On the corner of St. Laurent and Prince Arthur, a loud crowd forms in front of the late-night greasy spoon La Belle Province. LightStep runs toward it, followed by multiple police officers. People are cheering and enticing two young men to fight, but one of them is being held by two others. Within seconds, the officers are dispersing the crowd and I’m as confused as ever. I lose LS for a second.
A moment later I find them. “Look, I’m not here to replace the police,” they tell me. “I’m not interested in chasing bank robbers carrying sacks of coins, or chasing people who are stealing to survive, or doing things in the streets like selling drugs, or prostituting themselves, or however the city has made their lives illegal. I’m not interested in those kind of petty crimes.” They tell me the real criminals are the ones with desk jobs, keeping the poor poor, and that’s not what LightStep is fighting either.
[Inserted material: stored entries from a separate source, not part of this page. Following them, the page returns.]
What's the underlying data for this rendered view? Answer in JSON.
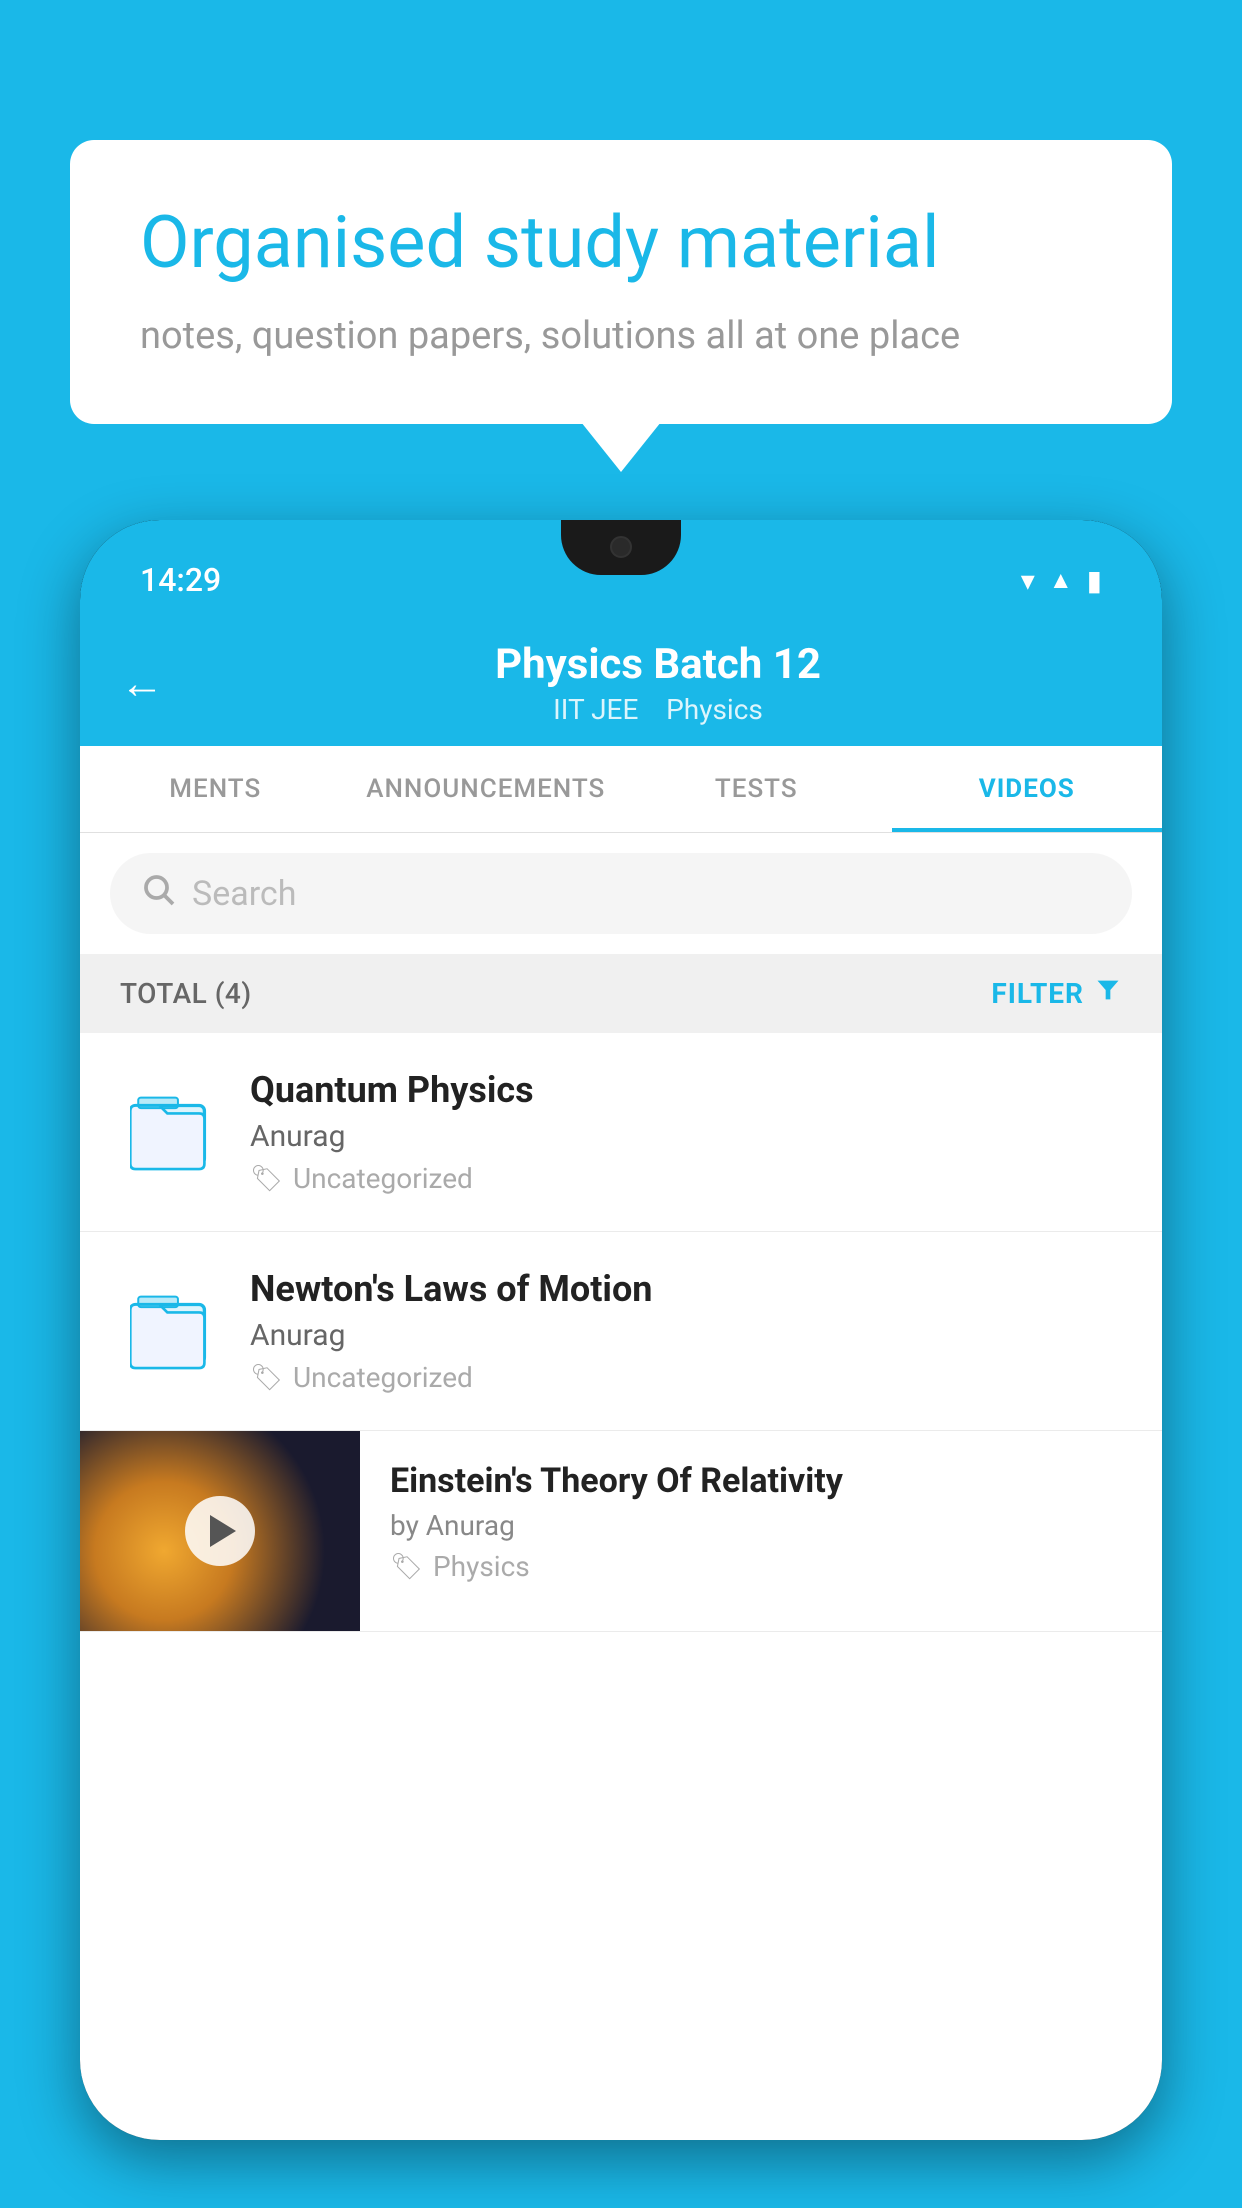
{
  "background_color": "#1ab8e8",
  "speech_bubble": {
    "heading": "Organised study material",
    "subtext": "notes, question papers, solutions all at one place"
  },
  "phone": {
    "status_bar": {
      "time": "14:29"
    },
    "app_header": {
      "back_label": "←",
      "title": "Physics Batch 12",
      "subtitle_tag1": "IIT JEE",
      "subtitle_tag2": "Physics"
    },
    "tabs": [
      {
        "label": "MENTS",
        "active": false
      },
      {
        "label": "ANNOUNCEMENTS",
        "active": false
      },
      {
        "label": "TESTS",
        "active": false
      },
      {
        "label": "VIDEOS",
        "active": true
      }
    ],
    "search": {
      "placeholder": "Search"
    },
    "filter_bar": {
      "total_label": "TOTAL (4)",
      "filter_label": "FILTER"
    },
    "videos": [
      {
        "type": "folder",
        "title": "Quantum Physics",
        "author": "Anurag",
        "tag": "Uncategorized"
      },
      {
        "type": "folder",
        "title": "Newton's Laws of Motion",
        "author": "Anurag",
        "tag": "Uncategorized"
      },
      {
        "type": "thumbnail",
        "title": "Einstein's Theory Of Relativity",
        "by_author": "by Anurag",
        "tag": "Physics"
      }
    ]
  }
}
LightStep is about community, about standing up for each other.
We continue up St Laurent. It’s about closing time for the bars and the street is flooded with people in bad Day of the Dead makeup and cat ears. There are lots of cops everywhere. We stop on the corner of Roy, and I count eight cops and three cars, plus an ambulance. There’s a man in a white hoodie lying by a storefront, and we try chatting with him. He’s very intoxicated, his hands covered in blue body paint. We find out his name is Matt and try to get him to get up and into a cab, but instead he pukes on the ground and lies down. We wait around a little bit longer, since LightStep wants to make sure Matt gets to a hospital.
I get the feeling that this is what LightStep does most—stepping into situations where something could go wrong, and just talking to people and observing.
“Looking for crime to fight—and that’s what other Real Lifers are always talking about—that is to misunderstand crime, to misunderstand poverty and desperation and all these other things that cause violence in the first place.” LightStep tells me we can’t celebrate yet, that people are hungry, that there is no place to sleep for some folks. “We need to find a way to inspire ourselves to participate in our community,” they say.
It’s around four in the morning when Matt finally gets into an ambulance, and by then it was time for LightStep and I to part ways.
By the end of the evening I realize that LightStep isn’t so much the person under the mask—the slender, vegan feminist queer—but rather a persona that exists with the help of this vegan feminist queer. LightStep could be anyone who is capable of getting up and taking direct action.
Riding my bike north on St. Dominique I heard a girl scream “Why don’t you just shut the fuck up and leave me alone?” I turn around, dismount, and approach the group of young women, who must have been around 19. There was a tall, large man walking behind them. “Is everything OK here?” I ask. A girl with a loud voice tells me they can’t remember where they parked their car. Within four seconds of my arrival, the man goes away. Just like that. With a few simple deductions, I take the group to the probable spot of their car. The girl with the loud voice squeals and hugs me, “You saved us,” she says.